2. More transparency and standardization would be beneficial for this market.
3. The AFM will supervise in accordance with these conclusions.
In April 2020 the AFM published a report on the market for sustainable bonds in the Netherlands. The aim of this report is to gain insight into this market and to identify risks the AFM could take into account in its supervision. The report is based on interviews with prominent market participants as well as a comprehensive analysis of data and desk research. The main conclusions from the report are as follows.
The AFM expects that the sustainable bond market will continue to grow rapidly
The sustainable bond market in the Netherlands is growing at a high rate, doubling in size in 2019 and thus placing the Netherlands as the third largest sustainable bond market in Europe. The AFM expects the market to continue to grow. The driving forces behind the growth are the transition into a sustainable economy and the large investments needed to achieve this1, an increasing demand from (institutional) investors and an increased popularity of sustainable bonds under companies to show responsible behaviour.
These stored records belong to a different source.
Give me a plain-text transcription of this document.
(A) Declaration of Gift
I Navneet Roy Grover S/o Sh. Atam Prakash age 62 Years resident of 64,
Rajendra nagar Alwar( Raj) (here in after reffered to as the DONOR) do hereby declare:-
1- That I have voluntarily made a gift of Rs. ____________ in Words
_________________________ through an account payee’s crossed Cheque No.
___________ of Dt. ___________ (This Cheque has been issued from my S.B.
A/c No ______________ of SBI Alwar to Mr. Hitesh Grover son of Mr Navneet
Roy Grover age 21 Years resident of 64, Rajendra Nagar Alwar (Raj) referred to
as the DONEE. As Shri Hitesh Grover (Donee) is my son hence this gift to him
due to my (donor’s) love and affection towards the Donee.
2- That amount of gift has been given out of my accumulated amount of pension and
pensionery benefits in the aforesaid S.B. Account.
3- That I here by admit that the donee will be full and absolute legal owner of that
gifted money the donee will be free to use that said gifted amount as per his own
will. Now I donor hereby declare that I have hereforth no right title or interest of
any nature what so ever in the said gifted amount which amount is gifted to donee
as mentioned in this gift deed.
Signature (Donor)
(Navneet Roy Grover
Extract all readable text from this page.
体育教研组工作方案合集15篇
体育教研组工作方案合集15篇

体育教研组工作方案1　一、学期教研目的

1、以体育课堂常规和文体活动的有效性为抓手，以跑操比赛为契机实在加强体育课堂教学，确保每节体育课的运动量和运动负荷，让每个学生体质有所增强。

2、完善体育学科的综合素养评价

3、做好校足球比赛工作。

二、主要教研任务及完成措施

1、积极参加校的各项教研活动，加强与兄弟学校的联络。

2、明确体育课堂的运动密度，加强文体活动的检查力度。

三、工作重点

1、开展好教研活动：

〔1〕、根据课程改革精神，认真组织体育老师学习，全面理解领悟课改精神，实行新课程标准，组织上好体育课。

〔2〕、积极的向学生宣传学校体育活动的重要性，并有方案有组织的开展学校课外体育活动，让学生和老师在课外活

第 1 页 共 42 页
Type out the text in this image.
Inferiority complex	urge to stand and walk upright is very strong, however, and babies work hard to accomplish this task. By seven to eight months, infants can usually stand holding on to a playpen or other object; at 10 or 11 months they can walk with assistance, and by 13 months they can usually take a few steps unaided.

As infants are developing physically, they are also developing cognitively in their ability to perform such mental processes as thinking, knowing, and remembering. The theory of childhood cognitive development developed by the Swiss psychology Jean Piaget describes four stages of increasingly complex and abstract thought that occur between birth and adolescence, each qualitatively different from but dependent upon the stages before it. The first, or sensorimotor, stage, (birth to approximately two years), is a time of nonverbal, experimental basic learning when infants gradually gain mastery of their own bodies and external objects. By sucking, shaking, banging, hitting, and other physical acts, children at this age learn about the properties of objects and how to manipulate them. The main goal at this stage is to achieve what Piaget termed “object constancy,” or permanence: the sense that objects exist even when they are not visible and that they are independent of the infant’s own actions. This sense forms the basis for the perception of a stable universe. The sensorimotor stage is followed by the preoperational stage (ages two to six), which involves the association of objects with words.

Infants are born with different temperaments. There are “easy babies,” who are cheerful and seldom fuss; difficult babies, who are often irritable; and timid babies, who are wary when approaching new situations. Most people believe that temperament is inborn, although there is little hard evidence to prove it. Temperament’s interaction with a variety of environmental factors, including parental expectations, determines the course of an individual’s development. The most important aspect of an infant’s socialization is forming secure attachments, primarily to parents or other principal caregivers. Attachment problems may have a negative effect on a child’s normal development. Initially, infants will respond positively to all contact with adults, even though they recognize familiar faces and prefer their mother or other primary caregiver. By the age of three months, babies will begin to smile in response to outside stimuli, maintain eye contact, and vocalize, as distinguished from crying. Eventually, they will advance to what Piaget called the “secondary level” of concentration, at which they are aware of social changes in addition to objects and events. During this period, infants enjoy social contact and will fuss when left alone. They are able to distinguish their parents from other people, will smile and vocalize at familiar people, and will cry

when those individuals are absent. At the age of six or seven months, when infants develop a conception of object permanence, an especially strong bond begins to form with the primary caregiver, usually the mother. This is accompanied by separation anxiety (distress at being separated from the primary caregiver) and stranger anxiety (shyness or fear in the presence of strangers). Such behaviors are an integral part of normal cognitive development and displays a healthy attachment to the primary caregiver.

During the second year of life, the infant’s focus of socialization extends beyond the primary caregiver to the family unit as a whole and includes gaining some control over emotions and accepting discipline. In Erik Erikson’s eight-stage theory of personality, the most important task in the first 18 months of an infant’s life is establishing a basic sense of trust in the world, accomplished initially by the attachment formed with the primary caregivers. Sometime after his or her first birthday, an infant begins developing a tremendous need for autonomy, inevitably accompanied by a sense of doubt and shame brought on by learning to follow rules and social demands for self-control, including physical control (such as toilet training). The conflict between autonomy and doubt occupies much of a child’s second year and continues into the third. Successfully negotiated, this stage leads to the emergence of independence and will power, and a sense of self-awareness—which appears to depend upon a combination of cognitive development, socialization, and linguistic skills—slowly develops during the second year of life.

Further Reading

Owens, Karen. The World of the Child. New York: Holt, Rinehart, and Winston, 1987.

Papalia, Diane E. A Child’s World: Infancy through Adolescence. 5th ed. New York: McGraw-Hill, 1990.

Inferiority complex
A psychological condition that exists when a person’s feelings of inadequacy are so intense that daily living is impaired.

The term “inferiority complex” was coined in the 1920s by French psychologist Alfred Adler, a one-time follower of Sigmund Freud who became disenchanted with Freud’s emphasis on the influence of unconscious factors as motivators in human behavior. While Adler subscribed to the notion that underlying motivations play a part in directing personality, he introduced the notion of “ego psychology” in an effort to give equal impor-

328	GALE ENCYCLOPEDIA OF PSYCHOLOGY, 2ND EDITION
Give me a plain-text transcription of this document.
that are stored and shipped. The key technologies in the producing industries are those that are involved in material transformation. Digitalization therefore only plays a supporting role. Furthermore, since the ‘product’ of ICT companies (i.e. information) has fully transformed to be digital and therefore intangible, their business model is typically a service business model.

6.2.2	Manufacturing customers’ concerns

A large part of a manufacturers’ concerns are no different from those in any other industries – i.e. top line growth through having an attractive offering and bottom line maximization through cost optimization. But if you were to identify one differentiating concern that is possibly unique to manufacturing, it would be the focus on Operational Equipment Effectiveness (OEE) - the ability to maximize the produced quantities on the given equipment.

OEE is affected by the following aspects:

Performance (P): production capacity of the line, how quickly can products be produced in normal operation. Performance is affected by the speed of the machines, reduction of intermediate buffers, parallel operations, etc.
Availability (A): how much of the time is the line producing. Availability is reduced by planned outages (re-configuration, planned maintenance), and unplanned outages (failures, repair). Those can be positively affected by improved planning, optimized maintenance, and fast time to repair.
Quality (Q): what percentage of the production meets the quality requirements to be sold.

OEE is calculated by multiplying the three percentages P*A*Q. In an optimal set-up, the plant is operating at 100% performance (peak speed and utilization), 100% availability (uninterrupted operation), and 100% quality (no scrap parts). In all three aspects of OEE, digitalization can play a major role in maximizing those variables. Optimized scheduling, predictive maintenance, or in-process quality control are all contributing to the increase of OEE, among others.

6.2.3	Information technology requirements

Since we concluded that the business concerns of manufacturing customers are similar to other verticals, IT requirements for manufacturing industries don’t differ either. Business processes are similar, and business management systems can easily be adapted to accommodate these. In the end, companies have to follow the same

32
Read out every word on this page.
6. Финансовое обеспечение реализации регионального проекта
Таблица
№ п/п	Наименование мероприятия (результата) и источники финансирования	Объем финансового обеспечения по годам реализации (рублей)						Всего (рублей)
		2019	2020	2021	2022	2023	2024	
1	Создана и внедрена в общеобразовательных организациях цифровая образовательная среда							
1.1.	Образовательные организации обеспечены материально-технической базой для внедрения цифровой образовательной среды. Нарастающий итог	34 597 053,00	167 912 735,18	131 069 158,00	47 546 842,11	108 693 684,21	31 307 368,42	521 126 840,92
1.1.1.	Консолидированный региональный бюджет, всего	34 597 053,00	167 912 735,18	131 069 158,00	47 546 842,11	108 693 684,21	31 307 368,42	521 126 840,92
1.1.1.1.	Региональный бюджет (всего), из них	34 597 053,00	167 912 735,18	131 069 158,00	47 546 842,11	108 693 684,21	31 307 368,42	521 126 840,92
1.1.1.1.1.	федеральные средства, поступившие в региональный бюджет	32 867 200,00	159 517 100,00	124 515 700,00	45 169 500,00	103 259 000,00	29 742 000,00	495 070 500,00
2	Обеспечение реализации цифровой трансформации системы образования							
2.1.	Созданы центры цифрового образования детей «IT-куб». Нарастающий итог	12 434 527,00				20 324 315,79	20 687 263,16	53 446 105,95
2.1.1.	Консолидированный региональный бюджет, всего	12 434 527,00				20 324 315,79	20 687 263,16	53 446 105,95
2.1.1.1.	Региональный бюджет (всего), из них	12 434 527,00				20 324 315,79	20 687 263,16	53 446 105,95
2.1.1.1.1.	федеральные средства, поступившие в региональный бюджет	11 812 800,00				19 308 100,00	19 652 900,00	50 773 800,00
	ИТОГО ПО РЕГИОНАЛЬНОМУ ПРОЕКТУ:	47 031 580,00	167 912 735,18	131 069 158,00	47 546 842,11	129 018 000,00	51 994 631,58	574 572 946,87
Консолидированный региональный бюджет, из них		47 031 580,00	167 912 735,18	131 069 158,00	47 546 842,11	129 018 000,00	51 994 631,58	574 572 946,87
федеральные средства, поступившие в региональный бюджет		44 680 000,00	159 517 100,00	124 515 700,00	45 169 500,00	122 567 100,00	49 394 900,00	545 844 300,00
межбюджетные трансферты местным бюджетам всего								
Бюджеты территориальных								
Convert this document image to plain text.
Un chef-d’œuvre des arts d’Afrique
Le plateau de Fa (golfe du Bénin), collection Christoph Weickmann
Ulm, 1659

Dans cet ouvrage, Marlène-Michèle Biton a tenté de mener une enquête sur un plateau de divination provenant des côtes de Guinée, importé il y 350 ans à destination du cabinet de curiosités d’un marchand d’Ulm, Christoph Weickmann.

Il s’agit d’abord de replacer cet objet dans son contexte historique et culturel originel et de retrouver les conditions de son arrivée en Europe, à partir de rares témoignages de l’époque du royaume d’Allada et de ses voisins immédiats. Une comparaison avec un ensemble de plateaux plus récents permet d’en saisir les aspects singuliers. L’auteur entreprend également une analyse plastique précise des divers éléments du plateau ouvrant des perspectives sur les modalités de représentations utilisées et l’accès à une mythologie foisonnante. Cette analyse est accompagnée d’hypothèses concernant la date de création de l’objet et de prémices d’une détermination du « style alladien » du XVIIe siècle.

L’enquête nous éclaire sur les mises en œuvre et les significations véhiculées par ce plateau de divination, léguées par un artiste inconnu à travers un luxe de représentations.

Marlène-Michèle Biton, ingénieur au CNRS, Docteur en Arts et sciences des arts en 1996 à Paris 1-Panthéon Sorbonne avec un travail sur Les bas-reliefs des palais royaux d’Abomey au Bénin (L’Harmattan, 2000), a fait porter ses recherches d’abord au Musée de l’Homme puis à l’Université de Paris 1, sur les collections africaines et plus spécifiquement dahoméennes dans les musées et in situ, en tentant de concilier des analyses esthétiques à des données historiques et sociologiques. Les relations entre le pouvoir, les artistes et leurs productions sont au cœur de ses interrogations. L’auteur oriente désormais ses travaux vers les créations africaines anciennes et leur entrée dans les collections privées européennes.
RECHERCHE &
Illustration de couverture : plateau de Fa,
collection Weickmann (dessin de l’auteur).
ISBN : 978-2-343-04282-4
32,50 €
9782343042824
More transparency and standardization would be beneficial for this market
The AFM seeks to achieve more transparency, both at the origination and during the term of a bond. Further, there is not yet an agreed upon, uniform and mandatory standard that a sustainable bond has to meet. Voluntary frameworks are in place, but these serve different purposes and differ greatly in substance. In particular they diverge regarding the taxonomies or key performance indicators applied.
The apparent risk of greenwashing can be mitigated by defining clear and objective criteria to classify and rate sustainable bonds. Current EU proposals aim to do so. For example the EU Green Bond Standard (EU-GBS), in combination with disclosure of alignment with the proposed EU taxonomy are expected to help stimulate the market and simultaneously mitigate the risk of greenwashing. Further, AFM expects transparency regarding ESG ratings will become more and more relevant.
Implications for AFM supervision
As a result of these conclusions, the AFM will be striving for more transparency in prospectuses, for example regarding information on earnings, allocation of funds and impact reporting.
The AFM will further supervise non-financial information in management reports and encourages (honest and transparent) integrated reporting. AFM’s supervision on market abuse will continue to focus on disclosure of inside information at the appropriate time, including changing sustainability characteristics of an issuer. Lastly, AFM will continue to keep track of new regulatory developments and keep an open dialogue with market participants.
1 The European Commission estimates in the European Green Deal that an additional investment of €260bn per year is required, a sizeable part of this €260bn is expected to be financed with bonds.